Hoey also expressed concern about the current situation in Canada where Prime Minister Justin Trudeau has invoked emergency powers in hopes of stopping trucker-led protests against Covid restrictions. Canada’s Democracy Index score has fallen below nine as researchers fear it is more like the United States, with ‘extremely low levels of public trust in political parties and government institutions’ .

Findings from the Index of Economic Freedom explain why public confidence is low. He points out that politicians have bestowed favors on “societal elites or special interests” who “wield the most influence and control over the government and its institutions.” It is a populist message, which has been expressed across the world over the past decade.

The Democracy Index doesn’t necessarily see populism as a bad thing, although it does think it tends to roll back governments rather than reform them. “There are indications that populists have had an impact by injecting more political competition and dissent into the body politic, something that has been sorely lacking,” Hoey said. “But things need to go much further if we are to see a more substantial renewal of representative democracy and genuine political contestation.”

But how? What happens when the body politic locks itself into segments instead of listening to others? The Democracy Index suggests “doctor, heal yourself”, which Western nations should promote and, more importantly, follow their own democratic ideals. The authors suggest this will encourage people to be more tolerant and respectful of other viewpoints, and avoid becoming a technocratic state ruled by fiat à la Chine.

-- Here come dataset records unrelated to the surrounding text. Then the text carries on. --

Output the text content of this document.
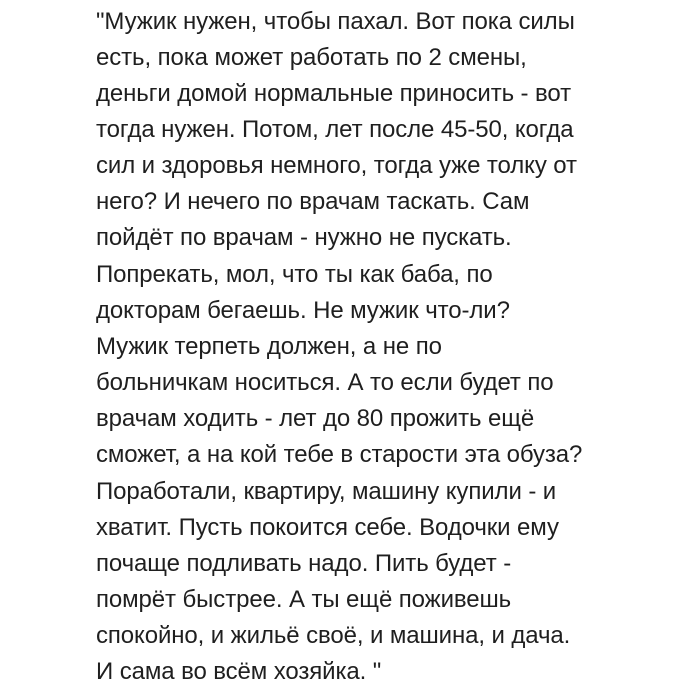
"Мужик нужен, чтобы пахал. Вот пока силы
есть, пока может работать по 2 смены,
деньги домой нормальные приносить - вот
тогда нужен. Потом, лет после 45-50, когда
сил и здоровья немного, тогда уже толку от
него? И нечего по врачам таскать. Сам
пойдёт по врачам - нужно не пускать.
Попрекать, мол, что ты как баба, по
докторам бегаешь. Не мужик что-ли?
Мужик терпеть должен, а не по
больничкам носиться. А то если будет по
врачам ходить - лет до 80 прожить ещё
сможет, а на кой тебе в старости эта обуза?
Поработали, квартиру, машину купили - и
хватит. Пусть покоится себе. Водочки ему
почаще подливать надо. Пить будет -
помрёт быстрее. А ты ещё поживешь
спокойно, и жильё своё, и машина, и дача.
И сама во всём хозяйка. "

As for those who believe that a Chinese-style government, with state authority, could be better than democracy, the report warns that “China’s ‘political meritocracy’ has also failed stop the growth of huge economic inequalities”.

It continues:

Income inequality in China has increased since the reforms and reopening of the 1980s, even as the regime now seeks to address it. The level of inequality in China, which [Serbian-American economist Branko] Milanovic estimates nearly 50 Gini points in the 2010s, far exceeding levels of inequality in the United States (the Gini index measures equality on a scale of 0 to 100, with 100 representing total inequality) . Disposable income inequality in the United States increased by around 4 Gini points between the mid-1980s and 2013, while in China it increased by almost 20 Gini points over the same period.

The Index of Economic Freedom’s response to societal and political drift involves more free markets and less state control. The authors acknowledge that people look to government in times of crisis, but encourage politicians not to seek more power. “[Lasting solutions] reside in a return to the free market principles that have unambiguously made our societies strong, vibrant and flourishing,” he says.

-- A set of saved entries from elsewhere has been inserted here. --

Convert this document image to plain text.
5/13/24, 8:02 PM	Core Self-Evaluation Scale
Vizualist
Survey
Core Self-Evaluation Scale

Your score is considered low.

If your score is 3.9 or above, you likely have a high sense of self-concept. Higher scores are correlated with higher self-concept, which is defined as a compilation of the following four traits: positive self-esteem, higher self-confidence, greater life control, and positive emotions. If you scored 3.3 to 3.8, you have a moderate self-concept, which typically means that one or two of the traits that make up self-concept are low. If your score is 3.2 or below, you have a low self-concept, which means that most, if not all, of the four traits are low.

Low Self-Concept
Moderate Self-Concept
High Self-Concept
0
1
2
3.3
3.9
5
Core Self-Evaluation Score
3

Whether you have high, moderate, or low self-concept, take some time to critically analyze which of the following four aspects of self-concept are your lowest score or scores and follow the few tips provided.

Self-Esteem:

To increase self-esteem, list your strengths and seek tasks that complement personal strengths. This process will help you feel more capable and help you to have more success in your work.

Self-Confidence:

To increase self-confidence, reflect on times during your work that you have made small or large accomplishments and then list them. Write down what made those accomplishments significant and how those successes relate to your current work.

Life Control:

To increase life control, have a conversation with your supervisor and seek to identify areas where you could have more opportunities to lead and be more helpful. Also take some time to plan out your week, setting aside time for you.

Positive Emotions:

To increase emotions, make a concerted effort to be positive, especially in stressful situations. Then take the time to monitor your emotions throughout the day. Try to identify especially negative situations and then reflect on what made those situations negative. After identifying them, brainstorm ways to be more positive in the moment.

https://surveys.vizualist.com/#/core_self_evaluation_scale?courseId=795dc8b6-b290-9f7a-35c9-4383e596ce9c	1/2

Not surprisingly, the Covid pandemic has caused a massive fall in democratic standards, including civil liberties and free markets. This only reinforces the declines seen in 2008 and 2009 when the global economy slowed. The post-9/11 world characterized by heightened surveillance under the guise of eradicating terrorism has also contributed to the decline of civil liberties. Whether anyone in power chooses to heed these warnings is, unfortunately, another matter.